Le réalisateur franco-libanais Ziad Doueiri, tout juste récompensé à la Mostra de Venise, doit comparaître lundi devant un tribunal militaire au Liban, après avoir été été brièvement interpelé dimanche soir par les autorités libanaise à son arrivée à l’aéroport de Beyrouth, a-t-il indiqué à l’AFP.

Le cinéaste a assuré ignorer les chefs d’accusation qui lui étaient reprochés, alors qu’il est au Liban pour assister mardi à la première dans le pays de son nouveau film, « L’insulte », tout juste récompensé à la Mostra de Venise.

« Ils m’ont gardé à l’aéroport de Beyrouth près de deux heures et demi. Ils m’ont relâché après avoir confisqué mon passeport français et libanais » a précisé le cinéaste dimanche soir à l’AFP.

« Je dois comparaître (lundi) à neuf heures du matin (06H00 GMT) devant un tribunal militaire pour une investigation concernant un chef d’accusation que j’ignore », a-t-il indiqué.

Samedi, le jury de la Mostra de Venise a décerné la coupe Volpi du meilleur acteur au Palestinien Kamel El Basha pour son interprétation dans le film « L’insulte », de M. Doueiri.

« Je suis profondément blessé. Je viens au Liban avec un prix de la Mostra de Venise, et la police libanaise a autorisé la diffusion de mon film. Je ne sais pas qui est responsable de ce qui s’est passé », a-t-il ajouté.

« Nous saurons au tribunal qui se trouve derrière cette affaire », a-t-il précisé.

Des journalistes et militants libanais avaient réclamé ces derniers jours des « excuses » au réalisateur pour son avant-dernier film, L’Attentat, tourné en partie en Israël, y voyant une « normalisation » des relations avec l’Etat hébreu.

Adapté du best-seller de Yasmina Khadra, L’Attentat est l’histoire d’un chirurgien israélien d’origine arabe dont la femme est l’auteur d’un attentat suicide.

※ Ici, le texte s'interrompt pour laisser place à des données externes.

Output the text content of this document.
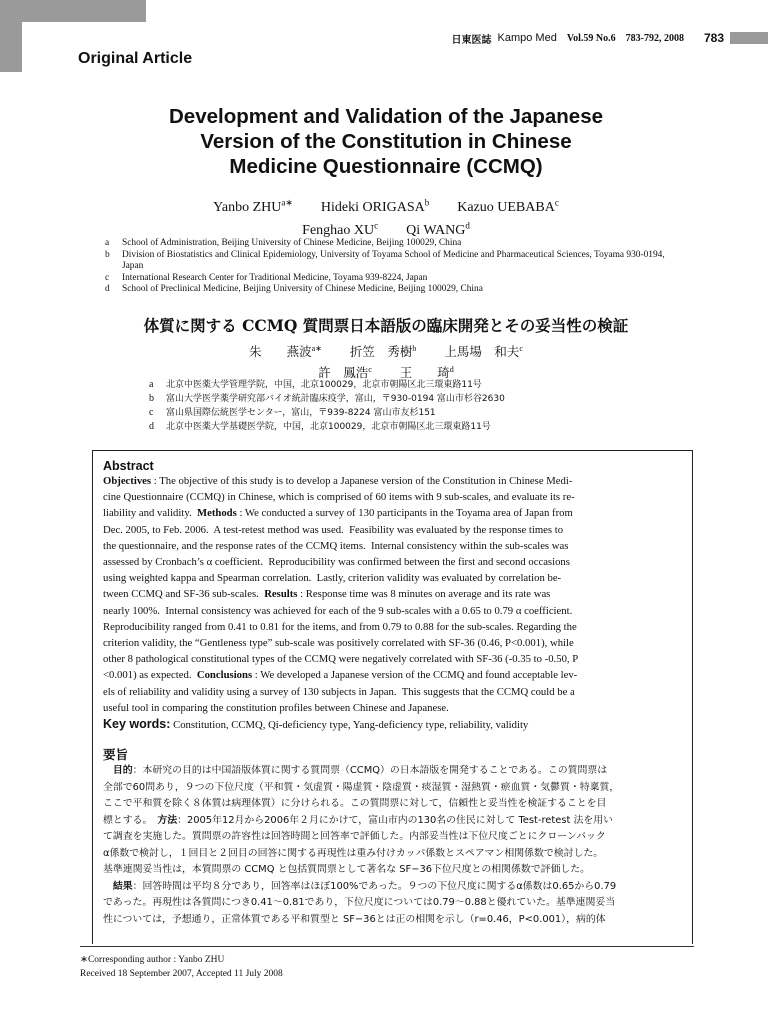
日東医誌 Kampo Med Vol.59 No.6 783-792, 2008 783
Original Article
Development and Validation of the Japanese
Version of the Constitution in Chinese
Medicine Questionnaire (CCMQ)
Yanbo $ZHU^{a∗}$ Hideki ORIGASA$^b$ Kazuo UEBABA$^c$
Fenghao $XU^c$ Qi WANG$^d$
a	School of Administration, Beijing University of Chinese Medicine, Beijing 100029, China
b	Division of Biostatistics and Clinical Epidemiology, University of Toyama School of Medicine and Pharmaceutical Sciences, Toyama 930-0194, Japan
c	International Research Center for Traditional Medicine, Toyama 939-8224, Japan
d	School of Preclinical Medicine, Beijing University of Chinese Medicine, Beijing 100029, China
体質に関する CCMQ 質問票日本語版の臨床開発とその妥当性の検証
朱　　燕波$^{a∗}$ 折笠　秀樹$^b$ 上馬場　和夫$^c$
許　鳳浩$^c$ 王　　琦$^d$
a	北京中医薬大学管理学院，中国，北京100029，北京市朝陽区北三環東路11号
b	富山大学医学薬学研究部バイオ統計臨床疫学，富山，〒930-0194 富山市杉谷2630
c	富山県国際伝統医学センター，富山，〒939-8224 富山市友杉151
d	北京中医薬大学基礎医学院，中国，北京100029，北京市朝陽区北三環東路11号
Abstract
Objectives : The objective of this study is to develop a Japanese version of the Constitution in Chinese Medi-
cine Questionnaire (CCMQ) in Chinese, which is comprised of 60 items with 9 sub-scales, and evaluate its re-
liability and validity.  Methods : We conducted a survey of 130 participants in the Toyama area of Japan from
Dec. 2005, to Feb. 2006.  A test-retest method was used.  Feasibility was evaluated by the response times to
the questionnaire, and the response rates of the CCMQ items.  Internal consistency within the sub-scales was
assessed by Cronbach’s α coefficient.  Reproducibility was confirmed between the first and second occasions
using weighted kappa and Spearman correlation.  Lastly, criterion validity was evaluated by correlation be-
tween CCMQ and SF-36 sub-scales.  Results : Response time was 8 minutes on average and its rate was
nearly 100%.  Internal consistency was achieved for each of the 9 sub-scales with a 0.65 to 0.79 α coefficient.
Reproducibility ranged from 0.41 to 0.81 for the items, and from 0.79 to 0.88 for the sub-scales. Regarding the
criterion validity, the “Gentleness type” sub-scale was positively correlated with SF-36 (0.46, P<0.001), while
other 8 pathological constitutional types of the CCMQ were negatively correlated with SF-36 (-0.35 to -0.50, P
<0.001) as expected.  Conclusions : We developed a Japanese version of the CCMQ and found acceptable lev-
els of reliability and validity using a survey of 130 subjects in Japan.  This suggests that the CCMQ could be a
useful tool in comparing the constitution profiles between Chinese and Japanese.
Key words: Constitution, CCMQ, Qi-deficiency type, Yang-deficiency type, reliability, validity
要旨
　目的：本研究の目的は中国語版体質に関する質問票（CCMQ）の日本語版を開発することである。この質問票は
全部で60問あり，９つの下位尺度（平和質・気虚質・陽虚質・陰虚質・痰湿質・湿熱質・瘀血質・気鬱質・特稟質，
ここで平和質を除く８体質は病理体質）に分けられる。この質問票に対して，信頼性と妥当性を検証することを目
標とする。　方法：2005年12月から2006年２月にかけて，富山市内の130名の住民に対して Test-retest 法を用い
て調査を実施した。質問票の許容性は回答時間と回答率で評価した。内部妥当性は下位尺度ごとにクローンバック
α係数で検討し，１回目と２回目の回答に関する再現性は重み付けカッパ係数とスペアマン相関係数で検討した。
基準連関妥当性は，本質問票の CCMQ と包括質問票として著名な SF−36下位尺度との相関係数で評価した。
　結果：回答時間は平均８分であり，回答率はほぼ100%であった。９つの下位尺度に関するα係数は0.65から0.79
であった。再現性は各質問につき0.41〜0.81であり，下位尺度については0.79〜0.88と優れていた。基準連関妥当
性については，予想通り，正常体質である平和質型と SF−36とは正の相関を示し（r=0.46，P<0.001），病的体
∗Corresponding author : Yanbo ZHU
Received 18 September 2007, Accepted 11 July 2008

Le film avait été interdit au Liban en 2013 à sa sortie, parce que le cinéaste avait tourné partiellement en Israël avec quelques acteurs israéliens.

Le Liban, qui est officiellement toujours en guerre avec Israël, interdit à ses ressortissants de se rendre dans ce pays voisin, avec qui il a longtemps été en conflit.